恨恨地湊向男孩,童馨予牙縫裡迸出字句:“你媽住哪?”
逃走,必須捆了這對賊母子,否則他們糾集藏有禍心的人,自己還未找到隊伍,已成為砧板上的肉,再次任人宰割。
“嗯嗯。”男孩很清晰地指了方向。
隔壁帳篷?童馨予明白了。
以最快的速度用防曬衣捆了男孩,沒想到聽見了他歇斯底裡的喊聲。
“救命啊!媽――”沒捂住嘴,“不屈服”的侏儒力圖反擊。
情急之下,童馨予從床上拿起木枕,重重敲打男孩的背。男孩隨即昏死。
“啊,我殺人了…我殺人了!”慌了神,童馨予顧不得逃跑,聽見腳步聲,抓起小桌上割肉的刀,呆呆地看著帳簾。

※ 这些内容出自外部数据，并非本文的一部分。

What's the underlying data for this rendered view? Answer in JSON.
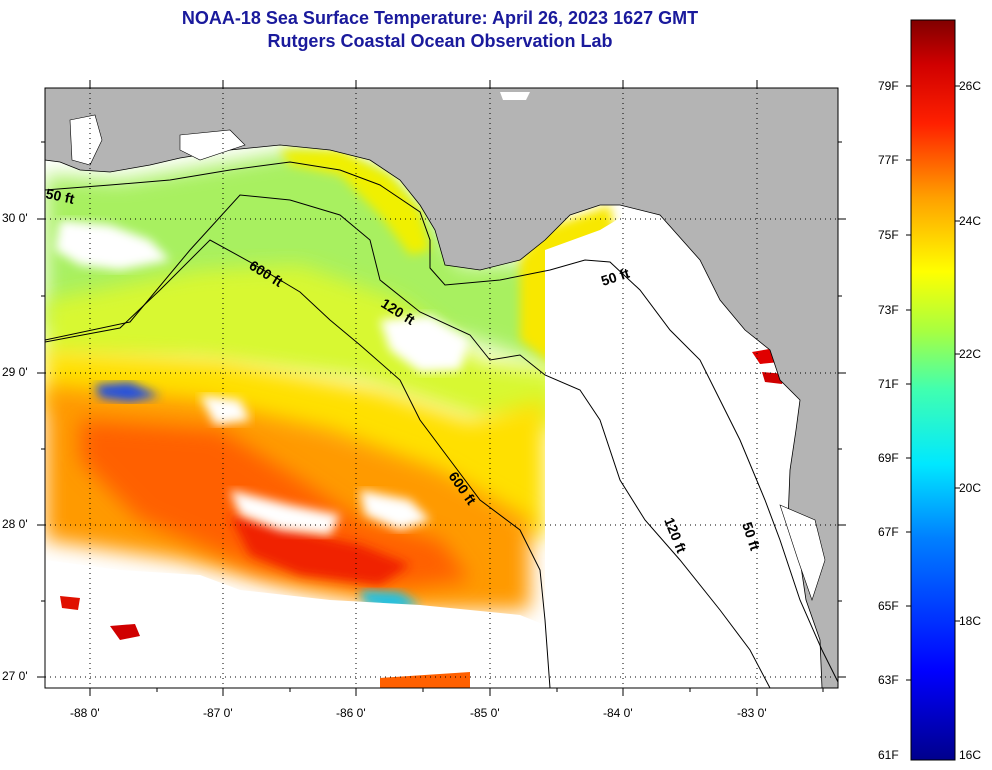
{
  "header": {
    "title": "NOAA-18 Sea Surface Temperature:  April 26, 2023 1627 GMT",
    "subtitle": "Rutgers Coastal Ocean Observation Lab"
  },
  "map": {
    "lat_labels": [
      "30 0'",
      "29 0'",
      "28 0'",
      "27 0'"
    ],
    "lon_labels": [
      "-88 0'",
      "-87 0'",
      "-86 0'",
      "-85 0'",
      "-84 0'",
      "-83 0'"
    ],
    "contour_labels": {
      "c50_west": "50 ft",
      "c600_a": "600 ft",
      "c120_a": "120 ft",
      "c50_b": "50 ft",
      "c600_b": "600 ft",
      "c120_b": "120 ft",
      "c50_c": "50 ft"
    },
    "colors": {
      "land": "#b4b4b4",
      "cloud": "#ffffff",
      "contour": "#000000"
    }
  },
  "colorbar": {
    "fahrenheit_labels": [
      "79F",
      "77F",
      "75F",
      "73F",
      "71F",
      "69F",
      "67F",
      "65F",
      "63F",
      "61F"
    ],
    "celsius_labels": [
      "26C",
      "24C",
      "22C",
      "20C",
      "18C",
      "16C"
    ],
    "range_f": [
      61,
      81
    ],
    "range_c": [
      16,
      27
    ]
  }
}
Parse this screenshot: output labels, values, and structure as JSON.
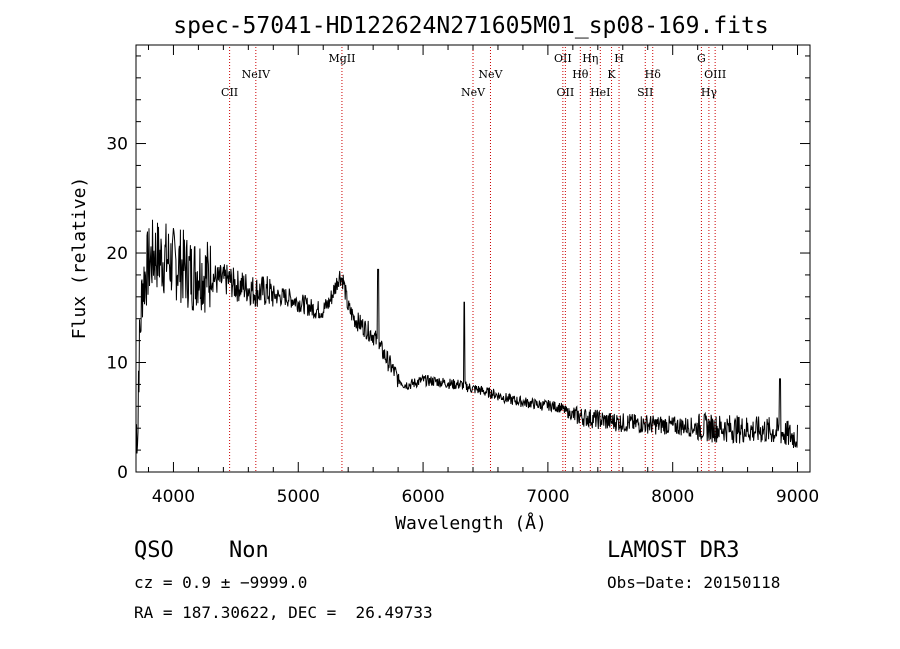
{
  "chart_data": {
    "type": "line",
    "title": "spec-57041-HD122624N271605M01_sp08-169.fits",
    "xlabel": "Wavelength (Å)",
    "ylabel": "Flux (relative)",
    "xlim": [
      3700,
      9100
    ],
    "ylim": [
      0,
      39
    ],
    "xticks": [
      4000,
      5000,
      6000,
      7000,
      8000,
      9000
    ],
    "yticks": [
      0,
      10,
      20,
      30
    ],
    "grid": false,
    "line_color": "#000000",
    "marker_color": "#cc0000",
    "lines": [
      {
        "label": "CII",
        "wavelength": 4450,
        "label_row": 3
      },
      {
        "label": "NeIV",
        "wavelength": 4660,
        "label_row": 2
      },
      {
        "label": "MgII",
        "wavelength": 5350,
        "label_row": 1
      },
      {
        "label": "NeV",
        "wavelength": 6400,
        "label_row": 3
      },
      {
        "label": "NeV",
        "wavelength": 6540,
        "label_row": 2
      },
      {
        "label": "OII",
        "wavelength": 7120,
        "label_row": 1
      },
      {
        "label": "OII",
        "wavelength": 7140,
        "label_row": 3
      },
      {
        "label": "Hθ",
        "wavelength": 7260,
        "label_row": 2
      },
      {
        "label": "Hη",
        "wavelength": 7340,
        "label_row": 1
      },
      {
        "label": "HeI",
        "wavelength": 7420,
        "label_row": 3
      },
      {
        "label": "K",
        "wavelength": 7510,
        "label_row": 2
      },
      {
        "label": "H",
        "wavelength": 7570,
        "label_row": 1
      },
      {
        "label": "SII",
        "wavelength": 7780,
        "label_row": 3
      },
      {
        "label": "Hδ",
        "wavelength": 7840,
        "label_row": 2
      },
      {
        "label": "G",
        "wavelength": 8230,
        "label_row": 1
      },
      {
        "label": "Hγ",
        "wavelength": 8290,
        "label_row": 3
      },
      {
        "label": "OIII",
        "wavelength": 8340,
        "label_row": 2
      }
    ],
    "spectrum": {
      "x": [
        3700,
        3750,
        3800,
        3850,
        3900,
        3950,
        4000,
        4050,
        4100,
        4150,
        4200,
        4250,
        4300,
        4350,
        4400,
        4450,
        4500,
        4550,
        4600,
        4650,
        4700,
        4750,
        4800,
        4850,
        4900,
        4950,
        5000,
        5050,
        5100,
        5150,
        5200,
        5250,
        5300,
        5330,
        5360,
        5400,
        5450,
        5500,
        5550,
        5600,
        5650,
        5700,
        5750,
        5800,
        5850,
        5900,
        5950,
        6000,
        6050,
        6100,
        6150,
        6200,
        6250,
        6300,
        6350,
        6400,
        6450,
        6500,
        6550,
        6600,
        6650,
        6700,
        6750,
        6800,
        6850,
        6900,
        6950,
        7000,
        7050,
        7100,
        7150,
        7200,
        7250,
        7300,
        7350,
        7400,
        7450,
        7500,
        7550,
        7600,
        7650,
        7700,
        7750,
        7800,
        7850,
        7900,
        7950,
        8000,
        8050,
        8100,
        8150,
        8200,
        8250,
        8300,
        8350,
        8400,
        8450,
        8500,
        8550,
        8600,
        8650,
        8700,
        8750,
        8800,
        8850,
        8900,
        8950,
        9000
      ],
      "y": [
        4,
        17,
        19,
        20,
        19.5,
        19.5,
        19,
        19,
        18.5,
        18,
        18.5,
        18,
        18,
        17.5,
        17.5,
        17.5,
        17,
        17,
        16.8,
        16.5,
        16.5,
        16.5,
        16.2,
        16,
        16,
        15.8,
        15.5,
        15.3,
        15,
        14.8,
        14.8,
        15.5,
        17,
        18,
        17.5,
        15,
        14,
        13.5,
        13,
        12.5,
        11.5,
        10.5,
        9.5,
        8.5,
        8,
        8,
        8.2,
        8.4,
        8.3,
        8.3,
        8.2,
        8.1,
        8,
        8,
        7.8,
        7.6,
        7.5,
        7.3,
        7.2,
        7,
        6.8,
        6.6,
        6.5,
        6.4,
        6.3,
        6.2,
        6.1,
        6.1,
        6,
        5.9,
        5.5,
        5.2,
        5.1,
        5,
        4.9,
        4.8,
        4.7,
        4.6,
        4.6,
        4.5,
        4.5,
        4.4,
        4.4,
        4.4,
        4.3,
        4.3,
        4.3,
        4.2,
        4.2,
        4.2,
        4.1,
        4.1,
        4.1,
        4,
        4,
        4,
        4,
        3.9,
        3.9,
        3.9,
        3.8,
        3.8,
        3.8,
        3.7,
        3.7,
        3.5,
        3.3,
        3.2
      ]
    },
    "spikes": [
      {
        "x": 6330,
        "y": 15.5
      },
      {
        "x": 5640,
        "y": 18.5
      },
      {
        "x": 8860,
        "y": 8.5
      }
    ]
  },
  "info": {
    "class": "QSO",
    "subclass": "Non",
    "survey": "LAMOST DR3",
    "cz": "cz = 0.9 ± −9999.0",
    "obs_date": "Obs−Date: 20150118",
    "coords": "RA = 187.30622, DEC =  26.49733"
  }
}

腳步聲漸近,帳簾撩開的刹那,她喚回意識,腦海裡出現一個字:逃!拔腿往外衝去。
“嘭咚!”童馨予撞了聞聲趕來的大嬸滿懷。
大嬸倒地,見童馨予落下的刀插在離她臉不到一厘米的地上,臉色大變:“別殺我,我只求財。”
“說,怎麽離開這?”逃!童馨予思路停頓。
“朝西邊一直走,會看見大路。”大嬸見她拔地上的刀,鋒利的刀鋒貼在頸脖上,嚇得聲音含糊不清。
“你們都搶了些什麽?嗯,你脖子上這東西也是搶來的?”這裡關著其他受害人嗎?童馨予計劃結伴逃跑。童馨予瞧見大嬸衣裳漏出了三角形青銅塊,料定他們從事打架劫色絕非一朝一夕。
“這…這是我家祖傳的寶貝。大不了我把它給你,別殺我。”大嬸比男孩膽小,刀架在脖子上,寧願破財消災。狠狠一拔,扯斷系青銅塊的紅繩,拱手相送。
什麽破東西!童馨予將就地收了青銅塊,塞進口袋,掄起刀背,狠狠心,朝大嬸額頭穴位一擊。
“哦――幸好我學中醫,這個力度都能讓她暈倒!”劫後余生,她暗暗慶幸。飛快收拾賊母子翻亂的行李,抓住針灸用的銀針盒,一抹厲色飄過眼底。
為防逃跑趕隊伍時,賊母子苦苦相追,她用銀針給二人每人來了幾下。聽見呼嚕聲,拎起行李袋,牽走了駱駝。
一陣寒風吹來,口袋裡的青銅塊發出幽幽的光,光芒漸漸擴散。她急著趕路,渾然不知。